На эту тему когда-то была чудесная пародия. Цитата: «От одежды аборигена отражался свет с длиной волны один и триста семьдесят пять сотых гына». Расшифровка: «Один гын равен один и восемьдесят пять сотых фына».
– Есть много романов, где идет игра с читателем на уровне культурологическом и религиозном – скрытые цитаты, аллюзии, имена. В качестве примера могу привести романы «Улисс» Джойса и «Хазарский словарь» Павича. Мой вопрос заключается в том, насколько допустим уровень игры. Если автор обладает высокими энциклопедическими знаниями – он играет на своем поле, на своем уровне восприятия. Но не все читатели его игру понимают, конечно… Можно сразу сказать, что не стоит упрощать и так далее. Где эта грань упрощения? Вот, допустим, роман Джойса. Там примерно тысяча страниц и примерно пятьсот страниц комментариев. Какие-то аллюзии сразу указываются, но есть аллюзии именно его времени – времени Джойса. События, которые происходили в Ирландии – бунт и пр. – они не указываются. У Джойса есть несколько уровней: Одиссей – Телемах, Гамлет и призрак, Джойс и его окружение… Насколько эта углубленность мешает или не мешает читателю, если брать усредненного читателя?

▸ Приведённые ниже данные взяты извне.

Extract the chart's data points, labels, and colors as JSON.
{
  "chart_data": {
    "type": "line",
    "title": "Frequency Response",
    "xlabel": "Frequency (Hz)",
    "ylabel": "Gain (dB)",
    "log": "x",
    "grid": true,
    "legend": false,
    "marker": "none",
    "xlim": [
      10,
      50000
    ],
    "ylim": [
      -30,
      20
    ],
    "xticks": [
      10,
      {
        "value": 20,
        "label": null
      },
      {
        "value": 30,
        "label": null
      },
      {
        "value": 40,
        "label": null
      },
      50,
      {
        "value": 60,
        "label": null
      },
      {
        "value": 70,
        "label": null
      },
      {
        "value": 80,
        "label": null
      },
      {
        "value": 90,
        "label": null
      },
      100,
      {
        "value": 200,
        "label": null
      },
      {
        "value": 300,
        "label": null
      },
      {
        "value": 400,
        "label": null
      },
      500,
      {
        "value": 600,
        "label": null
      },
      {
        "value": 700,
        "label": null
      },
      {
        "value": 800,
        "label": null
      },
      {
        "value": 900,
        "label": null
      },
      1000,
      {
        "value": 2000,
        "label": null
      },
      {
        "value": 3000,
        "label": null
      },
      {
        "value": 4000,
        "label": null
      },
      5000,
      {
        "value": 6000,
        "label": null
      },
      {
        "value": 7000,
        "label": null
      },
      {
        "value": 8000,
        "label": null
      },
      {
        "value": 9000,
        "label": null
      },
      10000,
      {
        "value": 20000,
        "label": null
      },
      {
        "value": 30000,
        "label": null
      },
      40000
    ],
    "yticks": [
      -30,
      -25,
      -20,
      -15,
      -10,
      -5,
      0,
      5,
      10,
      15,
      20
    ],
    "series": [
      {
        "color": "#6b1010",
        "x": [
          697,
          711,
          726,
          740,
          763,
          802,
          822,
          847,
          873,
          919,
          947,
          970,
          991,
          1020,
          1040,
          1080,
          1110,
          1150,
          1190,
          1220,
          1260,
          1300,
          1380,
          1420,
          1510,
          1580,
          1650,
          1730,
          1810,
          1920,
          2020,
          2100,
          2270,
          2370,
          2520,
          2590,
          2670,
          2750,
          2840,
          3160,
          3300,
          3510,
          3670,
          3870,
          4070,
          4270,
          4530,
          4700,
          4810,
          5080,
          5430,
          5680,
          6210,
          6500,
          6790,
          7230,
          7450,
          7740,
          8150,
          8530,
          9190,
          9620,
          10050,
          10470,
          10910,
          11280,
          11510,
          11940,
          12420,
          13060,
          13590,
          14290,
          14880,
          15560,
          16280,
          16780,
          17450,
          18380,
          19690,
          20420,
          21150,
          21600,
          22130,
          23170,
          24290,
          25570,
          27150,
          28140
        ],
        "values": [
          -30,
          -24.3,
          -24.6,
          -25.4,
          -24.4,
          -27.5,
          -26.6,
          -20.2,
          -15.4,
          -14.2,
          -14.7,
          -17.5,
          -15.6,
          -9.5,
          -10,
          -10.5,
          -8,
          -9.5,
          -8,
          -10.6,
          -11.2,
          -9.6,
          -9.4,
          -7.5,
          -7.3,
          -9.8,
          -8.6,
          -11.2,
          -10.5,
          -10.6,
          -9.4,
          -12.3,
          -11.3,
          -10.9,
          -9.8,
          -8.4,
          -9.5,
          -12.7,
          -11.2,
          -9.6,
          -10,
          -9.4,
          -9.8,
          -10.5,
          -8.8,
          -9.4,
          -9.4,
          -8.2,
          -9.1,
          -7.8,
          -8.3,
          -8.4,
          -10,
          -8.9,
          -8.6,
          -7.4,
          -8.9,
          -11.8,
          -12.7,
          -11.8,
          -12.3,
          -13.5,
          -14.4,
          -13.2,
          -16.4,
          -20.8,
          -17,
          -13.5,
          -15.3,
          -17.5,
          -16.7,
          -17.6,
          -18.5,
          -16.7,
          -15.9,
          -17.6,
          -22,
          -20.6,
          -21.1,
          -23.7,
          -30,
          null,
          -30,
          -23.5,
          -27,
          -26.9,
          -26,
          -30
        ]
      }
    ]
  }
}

Олди: Расположение грани понимания каждый писатель определяет для себя. Мы – не исключение. На наш взгляд, если аллюзия, скрытая цитата или намек не мешают общему восприятию текста – данную конкретную аллюзию читатель не угадал, не заметил, пропустил и не понял, но при этом эмоциональный настрой, логика сюжета и поступков персонажей, идейная составляющая и прочее от этого не страдают, общий замысел, концепция романа не разваливаются (читатель не понял аллюзии, а на ней была завязана вся следующая глава, к примеру) – все в порядке. Тогда аллюзии получаются вроде «бонусов» для понимающих, и не мешают непонимающим воспринимать весь остальной текст. А если это затрудняет концептуальное восприятие текста, тогда, конечно, лучше поостеречься.
Впрочем, игра ассоциациями и скрытое цитирование появились не в двадцатом веке, а существуют с момента развития письменности. Просто мы в стихах Абу-Нуваса не всегда замечаем скрытые цитаты из Абд-аль-Аттахии, а у последнего, скажем, заимствования из Башшара. В монологах Гамлета мало кто видит целые периоды из Эразма Роттердамского. Но воспринимать спектакль по «Гамлету» это не слишком мешает. Дело не в постмодернизме: Рабле, Сервантес – скрытых цитат и аллюзий, намеков и третьих-четвертых планов немерено. Постмодернизм придумали литературоведы, чтобы денег заработать.